Each laser class is derived from experimentally testable predictions and theoretical results previously published in the Quarkbase literature, including curvature-dependent absorbance, longitudinal-mode coherence, superconductivity without Cooper pairs, plasmo-Ψ coupling, and pressure-driven anisotropy.
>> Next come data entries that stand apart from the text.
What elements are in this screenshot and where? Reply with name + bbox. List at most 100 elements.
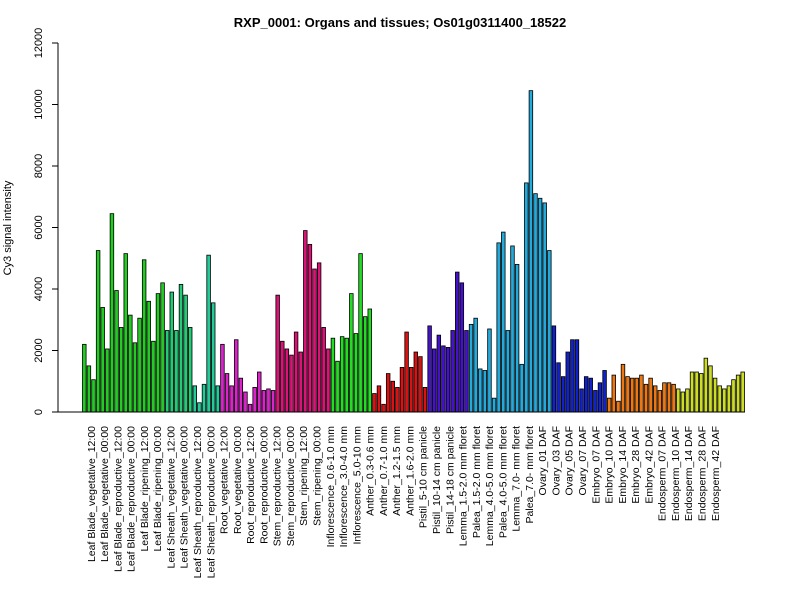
- x-tick-label: Endosperm_14 DAF: [683, 426, 695, 521]
- bar: [602, 370, 607, 413]
- bar: [427, 325, 432, 413]
- x-axis: Leaf Blade_vegetative_12:00 Leaf Blade_ve…: [58, 411, 745, 578]
- bar: [183, 294, 188, 413]
- bar: [385, 373, 391, 413]
- bar: [372, 393, 377, 413]
- x-tick-label: Anther_1.2-1.5 mm: [391, 426, 403, 516]
- bar: [91, 379, 96, 413]
- x-tick-label: Inflorescence_0.6-1.0 mm: [325, 426, 337, 548]
- bar: [643, 383, 649, 413]
- bar: [399, 367, 405, 413]
- bar: [551, 325, 557, 413]
- bar: [95, 250, 101, 413]
- bar: [560, 376, 566, 413]
- x-tick-label: Leaf Blade_ripening_00:00: [152, 426, 164, 552]
- x-tick-label: Endosperm_07 DAF: [657, 426, 669, 521]
- bar: [298, 351, 303, 413]
- x-tick-label: Palea_1.5-2.0 mm floret: [471, 426, 483, 538]
- bar: [146, 300, 151, 413]
- bar: [685, 388, 690, 413]
- x-tick-label: Lemma_7.0- mm floret: [511, 426, 523, 532]
- bar: [381, 403, 386, 413]
- bar: [653, 385, 658, 413]
- bar: [100, 307, 105, 413]
- bar: [482, 370, 488, 413]
- x-tick-label: Palea_7.0- mm floret: [524, 426, 536, 524]
- bar: [468, 323, 474, 413]
- bar: [367, 308, 372, 413]
- x-tick-label: Pistil_10-14 cm panicle: [431, 426, 443, 534]
- bar: [496, 242, 501, 413]
- x-tick-label: Inflorescence_3.0-4.0 mm: [338, 426, 350, 548]
- bar: [473, 317, 478, 413]
- bar: [565, 351, 570, 413]
- bar: [339, 336, 345, 413]
- bar: [335, 360, 340, 413]
- bar: [731, 379, 736, 413]
- y-tick-label: 2000: [33, 338, 45, 362]
- x-tick-label: Root_reproductive_12:00: [245, 426, 257, 544]
- bar: [293, 331, 299, 413]
- bar: [132, 342, 138, 413]
- x-tick-label: Leaf Sheath_vegetative_00:00: [179, 426, 191, 569]
- bar: [178, 283, 184, 413]
- x-tick-label: Embryo_14 DAF: [617, 426, 629, 504]
- bar: [542, 202, 547, 413]
- bar: [662, 382, 667, 413]
- bar: [270, 390, 276, 413]
- bar: [680, 391, 686, 413]
- x-tick-label: Pistil_14-18 cm panicle: [444, 426, 456, 534]
- bar: [620, 363, 626, 413]
- bar: [630, 377, 635, 413]
- x-tick-label: Leaf Blade_reproductive_12:00: [112, 426, 124, 572]
- bar: [459, 282, 465, 413]
- bar: [289, 354, 294, 413]
- bar: [344, 337, 349, 413]
- bars-group: [82, 90, 745, 413]
- x-tick-label: Embryo_28 DAF: [630, 426, 642, 504]
- bar: [349, 293, 354, 413]
- x-tick-label: Endosperm_28 DAF: [697, 426, 709, 521]
- bar: [666, 382, 672, 413]
- x-tick-label: Inflorescence_5.0-10 mm: [351, 426, 363, 545]
- bar: [708, 365, 713, 413]
- bar: [537, 197, 543, 413]
- bar: [211, 302, 216, 413]
- x-tick-label: Endosperm_10 DAF: [670, 426, 682, 521]
- x-tick-label: Pistil_5-10 cm panicle: [418, 426, 430, 528]
- bar: [676, 388, 681, 413]
- chart-title: RXP_0001: Organs and tissues; Os01g03114…: [234, 15, 566, 30]
- bar: [699, 373, 704, 413]
- y-tick-label: 8000: [33, 154, 45, 178]
- x-tick-label: Anther_1.6-2.0 mm: [404, 426, 416, 516]
- y-tick-label: 10000: [33, 89, 45, 120]
- x-tick-label: Endosperm_42 DAF: [710, 426, 722, 521]
- bar: [105, 348, 110, 413]
- bar: [570, 339, 575, 413]
- bar: [229, 385, 234, 413]
- bar: [353, 333, 359, 413]
- bar: [312, 268, 317, 413]
- bar: [358, 253, 363, 413]
- bar: [197, 402, 202, 413]
- bar: [588, 377, 593, 413]
- bar: [109, 213, 115, 413]
- x-tick-label: Stem_reproductive_12:00: [272, 426, 284, 546]
- x-tick-label: Stem_ripening_00:00: [311, 426, 323, 526]
- bar: [151, 340, 156, 413]
- bar: [445, 347, 451, 413]
- y-axis-label: Cy3 signal intensity: [2, 180, 14, 275]
- bar: [625, 376, 630, 413]
- bar: [261, 390, 267, 413]
- bar: [321, 327, 326, 413]
- bar: [224, 373, 230, 413]
- x-tick-label: Leaf Blade_vegetative_12:00: [86, 426, 98, 562]
- bar: [606, 397, 612, 413]
- bar: [671, 383, 676, 413]
- bar: [616, 400, 621, 413]
- x-tick-label: Ovary_03 DAF: [550, 426, 562, 495]
- bar: [280, 340, 285, 413]
- bar: [123, 253, 128, 413]
- bar: [303, 230, 308, 413]
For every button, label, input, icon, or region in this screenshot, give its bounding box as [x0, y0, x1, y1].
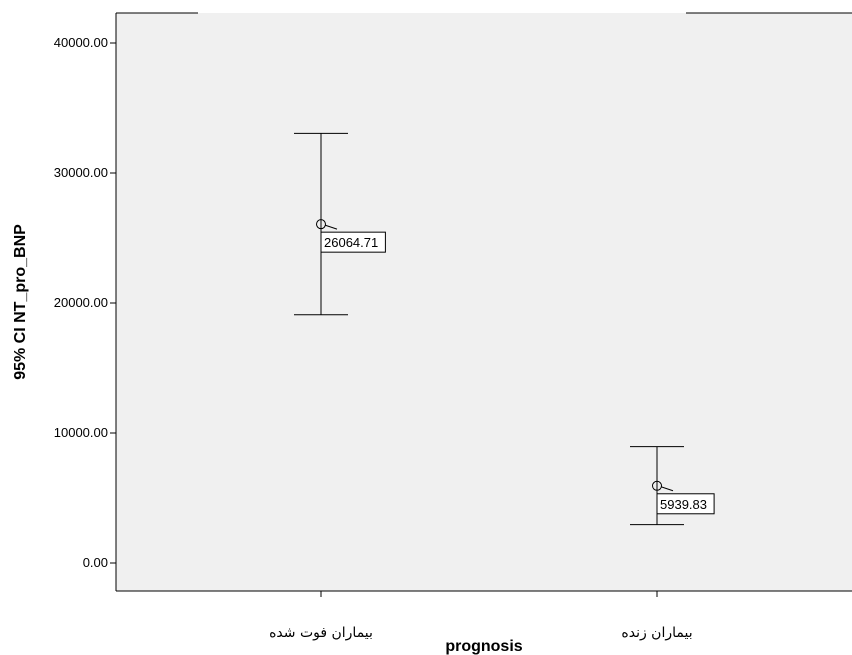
mean-marker: [316, 219, 326, 230]
x-tick-label: بیماران زنده: [621, 625, 692, 641]
data-label-box: [656, 493, 715, 515]
x-axis-title: prognosis: [445, 638, 522, 655]
y-tick-label: 10000.00: [54, 425, 108, 440]
y-tick-label: 40000.00: [54, 35, 108, 50]
data-label: 26064.71: [324, 235, 378, 250]
x-axis: بیماران فوت شده بیماران زنده: [269, 591, 693, 641]
mean-marker: [652, 480, 662, 491]
y-tick-label: 20000.00: [54, 295, 108, 310]
x-tick-label: بیماران فوت شده: [269, 625, 373, 641]
y-tick-label: 0.00: [83, 555, 108, 570]
y-axis-title: 95% CI NT_pro_BNP: [12, 224, 29, 380]
data-label-leader: [660, 486, 674, 492]
data-label-leader: [324, 224, 338, 230]
plot-area: [116, 13, 852, 591]
plot-frame: [115, 12, 852, 592]
error-bars: 26064.71 5939.83: [294, 132, 715, 526]
data-label: 5939.83: [660, 497, 707, 512]
data-label-box: [320, 231, 386, 253]
y-tick-label: 30000.00: [54, 165, 108, 180]
y-axis: 0.00 10000.00 20000.00 30000.00 40000.00: [54, 35, 116, 570]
The seven architectures include:

1. Ψ-Longitudinal Laser

2. Curvature-Tunable κ-Laser

3. Ψ-Phase Laser

4. Hyperconductive Thermal Ψ-Laser

5. Plasmo-Ψ Hybrid Laser

6. Gap-Free Graphene Ψ-Laser

7. Anisotropic Pressure-Driven Ψ-Laser

Collectively, they outline a complete taxonomy of coherent emitters that do not require electronic band physics at all. This work establishes graphene as the first material capable of supporting fully Ψ-based photonic devices and defines a new technological domain in light generation based on etheric pressure dynamics.